Save time by never filing an email again

Save time by never filing an email again (MoneyWatch) COMMENTARY I've never liked the idea of filing emails. Part of this is my personality: I don't label things or organize my cupboards either, so I extend the same philosophy to my inbox. And part of this is practical: unlike my cupboards, my inbox is quickly searchable. Why would I waste time putting things in specific folders?

So I was gratified to learn in a conversation with Alex Moore, CEO of Baydin (an email management service), that I'm on to something. From studying the research and the high volume of emails Baydin has access to, Moore reports that filing emails is a loser's game. "Email folders are categorically the worst way to look for email messages," he says. Search was quickest by a wide margin. Second best? Scrolling through all your emails until you came to roughly the right date, then poking around.

Yes, you read that right. Dealing with a filing system was actually slower than remembering, vaguely, that someone emailed you in early March and going back pages until you find that date.

The problem, Moore says, is that people create folders, but then aren't sure which folder they put something in. Coming up with a filing system that is mutually exclusive and comprehensively exhaustive -- and simple -- is not easy. If you've done it, more power to you. But given that your inbox is searchable, why not put that brainpower to other uses?

People create email folders for the same reason that we "feel safer when we're driving than on an airplane," says Moore. It's an illusion, but "we feel in control."

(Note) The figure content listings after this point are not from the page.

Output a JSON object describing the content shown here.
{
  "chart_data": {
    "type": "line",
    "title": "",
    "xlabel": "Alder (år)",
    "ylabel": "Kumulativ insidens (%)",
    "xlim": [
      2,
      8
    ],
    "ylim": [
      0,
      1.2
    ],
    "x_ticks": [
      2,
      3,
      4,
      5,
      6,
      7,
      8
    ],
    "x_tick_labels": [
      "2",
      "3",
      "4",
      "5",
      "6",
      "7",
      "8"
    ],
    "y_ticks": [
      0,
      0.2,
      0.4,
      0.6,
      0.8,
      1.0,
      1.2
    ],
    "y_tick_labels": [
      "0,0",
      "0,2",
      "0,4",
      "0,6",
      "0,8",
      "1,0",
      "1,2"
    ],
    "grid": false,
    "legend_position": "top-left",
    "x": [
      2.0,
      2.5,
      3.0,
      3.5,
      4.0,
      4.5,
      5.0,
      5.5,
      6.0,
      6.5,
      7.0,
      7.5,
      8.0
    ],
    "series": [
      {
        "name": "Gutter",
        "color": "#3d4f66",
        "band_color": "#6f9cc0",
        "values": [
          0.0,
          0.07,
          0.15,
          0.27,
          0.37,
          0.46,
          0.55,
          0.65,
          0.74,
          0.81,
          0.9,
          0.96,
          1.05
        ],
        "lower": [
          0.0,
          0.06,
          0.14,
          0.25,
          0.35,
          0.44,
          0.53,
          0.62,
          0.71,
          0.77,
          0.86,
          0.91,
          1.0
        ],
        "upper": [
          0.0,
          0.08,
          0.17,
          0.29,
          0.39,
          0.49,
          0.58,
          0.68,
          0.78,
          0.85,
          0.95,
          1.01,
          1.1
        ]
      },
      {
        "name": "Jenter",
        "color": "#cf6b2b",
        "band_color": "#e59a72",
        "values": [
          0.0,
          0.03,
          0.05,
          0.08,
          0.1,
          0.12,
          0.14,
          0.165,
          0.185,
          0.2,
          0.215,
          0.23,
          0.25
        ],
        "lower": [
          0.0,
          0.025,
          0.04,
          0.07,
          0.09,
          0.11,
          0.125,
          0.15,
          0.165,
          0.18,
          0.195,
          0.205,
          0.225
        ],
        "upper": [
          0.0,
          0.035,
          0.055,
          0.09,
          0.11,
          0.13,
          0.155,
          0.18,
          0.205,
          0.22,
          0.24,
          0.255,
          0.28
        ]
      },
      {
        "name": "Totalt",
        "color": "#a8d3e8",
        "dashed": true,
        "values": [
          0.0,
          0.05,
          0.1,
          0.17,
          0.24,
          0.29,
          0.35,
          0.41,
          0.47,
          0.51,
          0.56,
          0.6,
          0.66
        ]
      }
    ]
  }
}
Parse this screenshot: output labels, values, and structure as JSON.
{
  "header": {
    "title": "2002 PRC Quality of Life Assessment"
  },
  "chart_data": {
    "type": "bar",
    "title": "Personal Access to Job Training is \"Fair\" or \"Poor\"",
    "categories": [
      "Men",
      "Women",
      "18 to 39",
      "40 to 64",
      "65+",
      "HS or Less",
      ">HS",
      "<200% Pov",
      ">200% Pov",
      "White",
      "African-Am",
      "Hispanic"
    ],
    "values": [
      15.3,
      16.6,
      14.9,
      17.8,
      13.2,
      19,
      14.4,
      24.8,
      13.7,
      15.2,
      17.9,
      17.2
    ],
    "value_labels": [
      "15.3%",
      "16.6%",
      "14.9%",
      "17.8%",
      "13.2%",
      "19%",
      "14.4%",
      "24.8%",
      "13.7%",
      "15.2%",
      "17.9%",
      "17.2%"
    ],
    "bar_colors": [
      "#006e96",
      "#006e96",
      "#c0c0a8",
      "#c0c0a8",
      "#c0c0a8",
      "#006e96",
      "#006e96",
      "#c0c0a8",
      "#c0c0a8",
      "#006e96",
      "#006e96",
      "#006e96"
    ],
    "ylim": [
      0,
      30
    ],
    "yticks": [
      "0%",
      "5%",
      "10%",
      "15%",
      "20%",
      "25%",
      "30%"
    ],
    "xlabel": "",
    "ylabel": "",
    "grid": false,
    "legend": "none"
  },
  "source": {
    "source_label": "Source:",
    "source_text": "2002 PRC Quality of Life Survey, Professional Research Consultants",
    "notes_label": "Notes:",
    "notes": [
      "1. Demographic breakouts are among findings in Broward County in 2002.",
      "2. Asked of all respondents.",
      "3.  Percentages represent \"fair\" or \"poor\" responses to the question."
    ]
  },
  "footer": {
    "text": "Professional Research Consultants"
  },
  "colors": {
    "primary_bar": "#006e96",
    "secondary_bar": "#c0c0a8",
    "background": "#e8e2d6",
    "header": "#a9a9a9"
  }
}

That said, Moore allows one exception to the no-folders rule. You can create an "old mail" folder (or "archive" in some programs) for anything you're saving and not deleting, but not actively working on either. If you're the kind of person who psychologically needs to see an "Inbox: 0" on your screen each day, then an archive will make you happy. But since I don't care about old emails piling up, I don't even do that. And now that I know that my no-folder system is the most efficient one, I'm enjoying the time I'm saving even more.